[hewittpro]

Can anyone give me a hand with this math problem?


A person at the top of an 40 m cliff throws a rock straight up into the air with an initial
velocity of 20 m/s. The height equation is h = -4.9t
2
+ 20t + 40
a) At what times is the height of the rock 55.0 m above the ground?
b) What is rock’s maximum height?
c) How many seconds after the rock is thrown does it hit the ground?

[linuxthefish]

a. 666
b. 69
c. ask your bloody teacher

[CJ101]

If we answer that for you, you wouldn't learn anything.

[weedarr]

1. 1.89 seconds after launch
2. Max height is 58.2m
3. 7.4 seconds after launch

Of course that doesnt take into account the height of the person or when the rock actually leaves their hand.
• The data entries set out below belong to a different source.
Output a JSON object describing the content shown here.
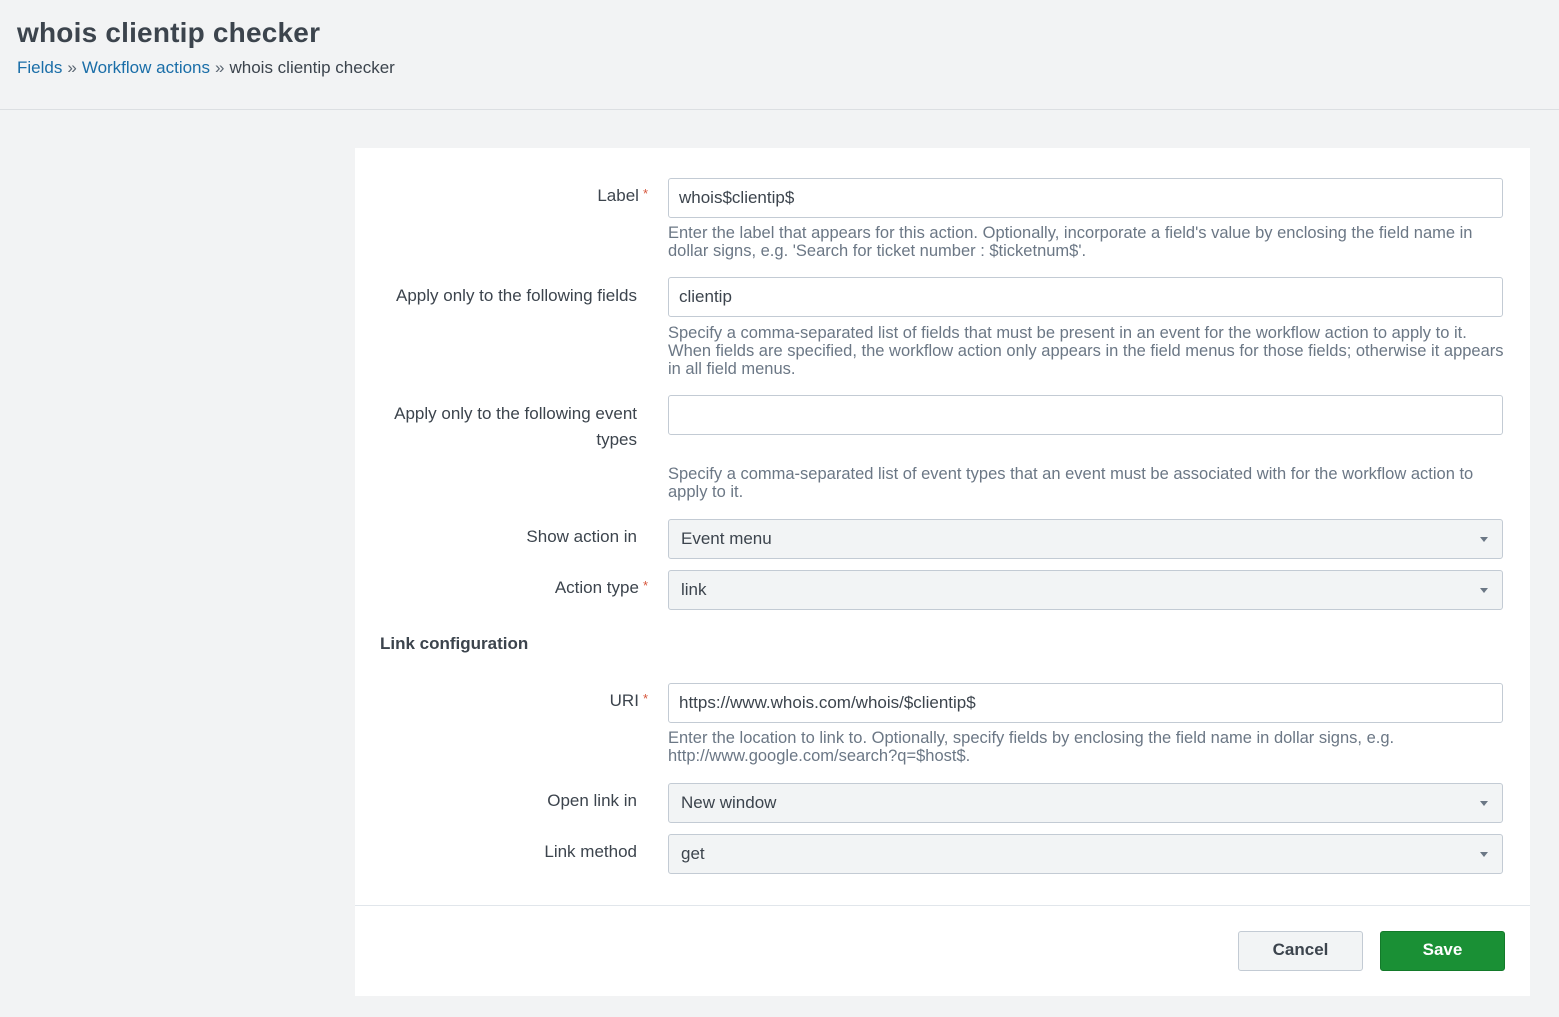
{
  "header": {
    "title": "whois clientip checker",
    "breadcrumb": {
      "fields": "Fields",
      "separator": "»",
      "workflow_actions": "Workflow actions",
      "current": "whois clientip checker"
    }
  },
  "form": {
    "required_marker": "*",
    "label": {
      "label": "Label",
      "value": "whois$clientip$",
      "help": "Enter the label that appears for this action. Optionally, incorporate a field's value by enclosing the field name in dollar signs, e.g. 'Search for ticket number : $ticketnum$'."
    },
    "fields": {
      "label": "Apply only to the following fields",
      "value": "clientip",
      "help": "Specify a comma-separated list of fields that must be present in an event for the workflow action to apply to it. When fields are specified, the workflow action only appears in the field menus for those fields; otherwise it appears in all field menus."
    },
    "event_types": {
      "label_line1": "Apply only to the following event",
      "label_line2": "types",
      "value": "",
      "help": "Specify a comma-separated list of event types that an event must be associated with for the workflow action to apply to it."
    },
    "show_action_in": {
      "label": "Show action in",
      "value": "Event menu"
    },
    "action_type": {
      "label": "Action type",
      "value": "link"
    },
    "link_section_title": "Link configuration",
    "uri": {
      "label": "URI",
      "value": "https://www.whois.com/whois/$clientip$",
      "help": "Enter the location to link to. Optionally, specify fields by enclosing the field name in dollar signs, e.g. http://www.google.com/search?q=$host$."
    },
    "open_link_in": {
      "label": "Open link in",
      "value": "New window"
    },
    "link_method": {
      "label": "Link method",
      "value": "get"
    }
  },
  "footer": {
    "cancel_label": "Cancel",
    "save_label": "Save"
  },
  "colors": {
    "link": "#1a6ea8",
    "required": "#d6563c",
    "save_button": "#1a9035",
    "background": "#f2f3f4"
  }
}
Dont ask me for working cause I just did it quick.

[Alphlax]

I don't know this

[Vince]

One of those useless things you won't use ever again in your lifetime.

[weedarr]

Yet it is something that I have never forgotten.

[Danny]

a) Hint: solve this equation: 55.0 = -4.9t 2 + 20t + 40 (you probably forgot a - or + after the t)
b) Hint: use your graphic calculator if you have one. Otherwise, use the derivative.
c) Hint: solve this equation: 0 = -4.9t 2 + 20t + 40

And yes, this actually IS help. I could give you the answers, it would have taken me a few minutes more, but that wouldn't be helpful since you still wouldn't know how to get those answers by yourself.

[hewittpro]

@Danny Thanks man! exactly what I needed And @linuxthefish Dont comment if your gonna post useless shit like that man.

[iNorton]

Quote:

Originally Posted by hewittpro @Danny Thanks man! exactly what I needed And @linuxthefish Dont comment if your gonna post useless shit like that man.

But no... Linux is right.
Should of pay more attention at school.